State of the Web : Web Caching

By March 21, 2014SEO, Websites
iMac with website pages

 
Modern web development is becoming increasingly about page speed. When search engines index your site, they are looking for good usability, great content, and fast loading times. If your website isn’t optimized for faster page speeds, you may start falling behind competitors. One of the best methods of speeding up your pages is caching.

Caching is a very general term. It refers to temporarily storing data (images, files, etc.) for quicker access and thus faster load times. This can be accomplished through a variety of means. For example, your browser often stores resources from websites that you visit. This allows your computer to load the page faster by loading content from your browser’s cache instead of requesting it from the server repeatedly. In most cases, this is great—but if something is broken on a webpage, the error may have been cached in your browser even though it’s been corrected on the server.

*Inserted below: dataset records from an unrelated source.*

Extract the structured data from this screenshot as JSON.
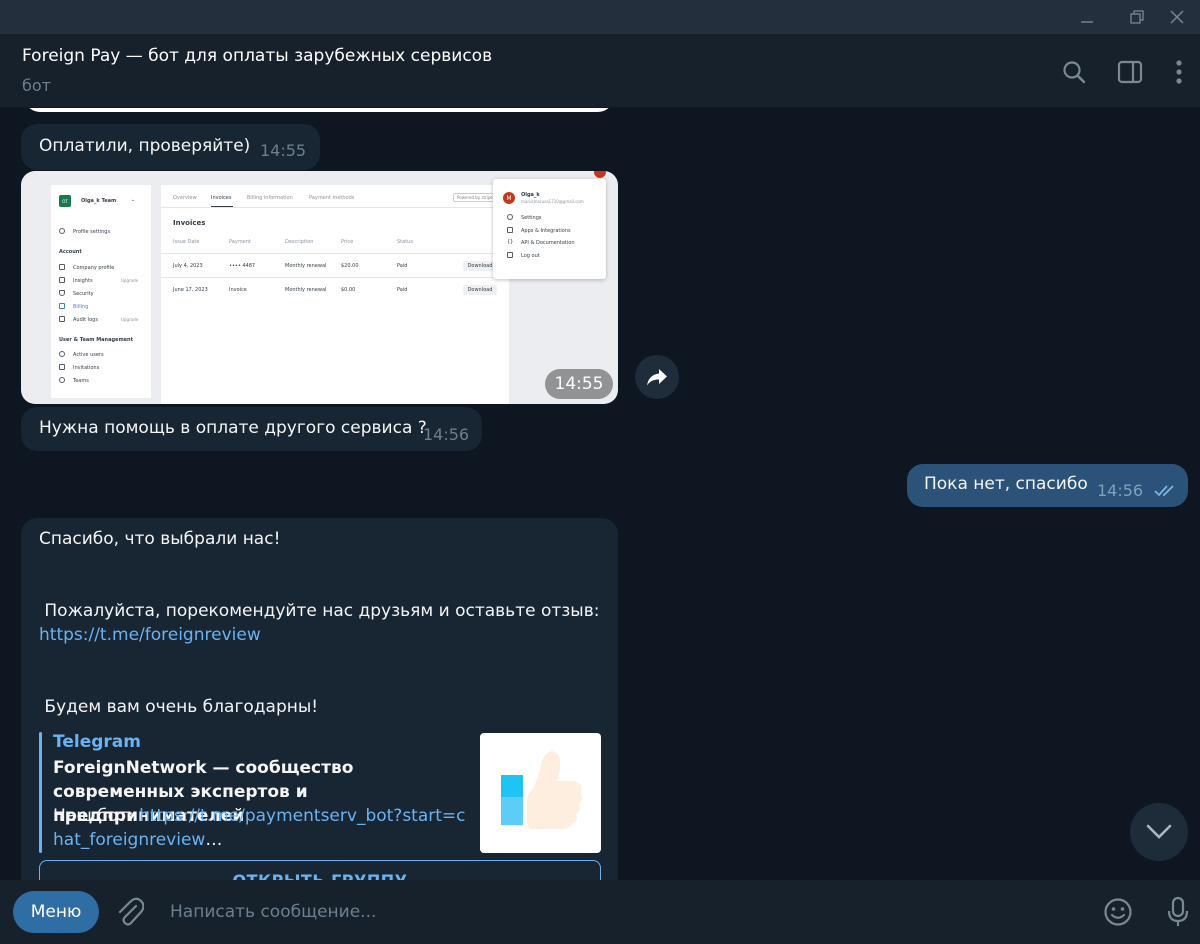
{
  "window": {
    "title": "Foreign Pay — бот для оплаты зарубежных сервисов",
    "subtitle": "бот"
  },
  "messages": [
    {
      "id": "m1",
      "direction": "in",
      "text": "Оплатили, проверяйте)",
      "time": "14:55"
    },
    {
      "id": "m2",
      "direction": "in",
      "type": "photo",
      "time": "14:55",
      "image": {
        "team": "Olga_k Team",
        "team_badge": "OT",
        "tabs": [
          "Overview",
          "Invoices",
          "Billing information",
          "Payment methods"
        ],
        "powered_by": "Powered by",
        "powered_brand": "stripe",
        "heading": "Invoices",
        "columns": [
          "Issue Date",
          "Payment",
          "Description",
          "Price",
          "Status"
        ],
        "rows": [
          {
            "date": "July 4, 2023",
            "payment": "•••• 4487",
            "description": "Monthly renewal",
            "price": "$20.00",
            "status": "Paid",
            "action": "Download"
          },
          {
            "date": "June 17, 2023",
            "payment": "Invoice",
            "description": "Monthly renewal",
            "price": "$0.00",
            "status": "Paid",
            "action": "Download"
          }
        ],
        "sidebar": {
          "profile": "Profile settings",
          "account_heading": "Account",
          "account_items": [
            "Company profile",
            "Insights",
            "Security",
            "Billing",
            "Audit logs"
          ],
          "upgrade_badge": "Upgrade",
          "team_heading": "User & Team Management",
          "team_items": [
            "Active users",
            "Invitations",
            "Teams"
          ]
        },
        "popup": {
          "avatar_letter": "M",
          "name": "Olga_k",
          "email": "marusmarusa1710@gmail.com",
          "items": [
            "Settings",
            "Apps & Integrations",
            "API & Documentation",
            "Log out"
          ]
        }
      }
    },
    {
      "id": "m3",
      "direction": "in",
      "text": "Нужна помощь в оплате другого сервиса ?",
      "time": "14:56"
    },
    {
      "id": "m4",
      "direction": "out",
      "text": "Пока нет, спасибо",
      "time": "14:56",
      "status": "read"
    },
    {
      "id": "m5",
      "direction": "in",
      "line1": "Спасибо, что выбрали нас!",
      "line2": " Пожалуйста, порекомендуйте нас друзьям и оставьте отзыв:",
      "link": "https://t.me/foreignreview",
      "line3": " Будем вам очень благодарны!",
      "preview": {
        "site": "Telegram",
        "title": "ForeignNetwork — сообщество современных экспертов и предпринимателей",
        "desc_prefix": "Наш бот: ",
        "desc_link": "https://t.me/paymentserv_bot?start=chat_foreignreview",
        "desc_suffix": "…"
      },
      "button": "ОТКРЫТЬ ГРУППУ"
    }
  ],
  "composer": {
    "menu_label": "Меню",
    "placeholder": "Написать сообщение..."
  },
  "icons": {
    "header": [
      "search-icon",
      "side-panel-icon",
      "more-vertical-icon"
    ],
    "composer": [
      "paperclip-icon",
      "emoji-icon",
      "microphone-icon"
    ],
    "window": [
      "minimize-icon",
      "restore-icon",
      "close-icon"
    ]
  },
  "colors": {
    "background": "#0e1621",
    "incoming_bubble": "#182533",
    "outgoing_bubble": "#2b5278",
    "accent": "#6ab3f3",
    "menu_button": "#2f6ea5"
  }
}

Good web development practice involves setting caching expiration dates. If a user visits your new website, his browser will cache data as instructed by your server. Expiration dates tell the browser to hold onto the cached resources for a specified amount of time. Once a resource reaches its expiration, your browser tosses it out like old milk and grabs the current copy the next time you visit the site. Search engines take browser caching very seriously, and not taking advantage of expirations can hurt your search results.

While browser caching is probably the better-known form of caching, servers are capable of caching as well. Server caching is usually reserved for highly trafficked, content-heavy websites. In such cases, a proxy server is often used. When a user visits a website, his browser normally pulls down the page, which requests images, files, etc. from the server. It in turn requests information from the database. This happens every time a user visits a page, minus what resources their browser may have stored. Similarly, a caching proxy makes all these requests, but then stores all the data as a static webpage, cutting back on file and database requests, and passes the condensed file on to the user.

There are other methods of server caching. However, the additional costs related to server caching more than offset the benefits for an average small-business website. While page speed is playing a larger part in web development, browser caching will more than likely meet your website’s needs.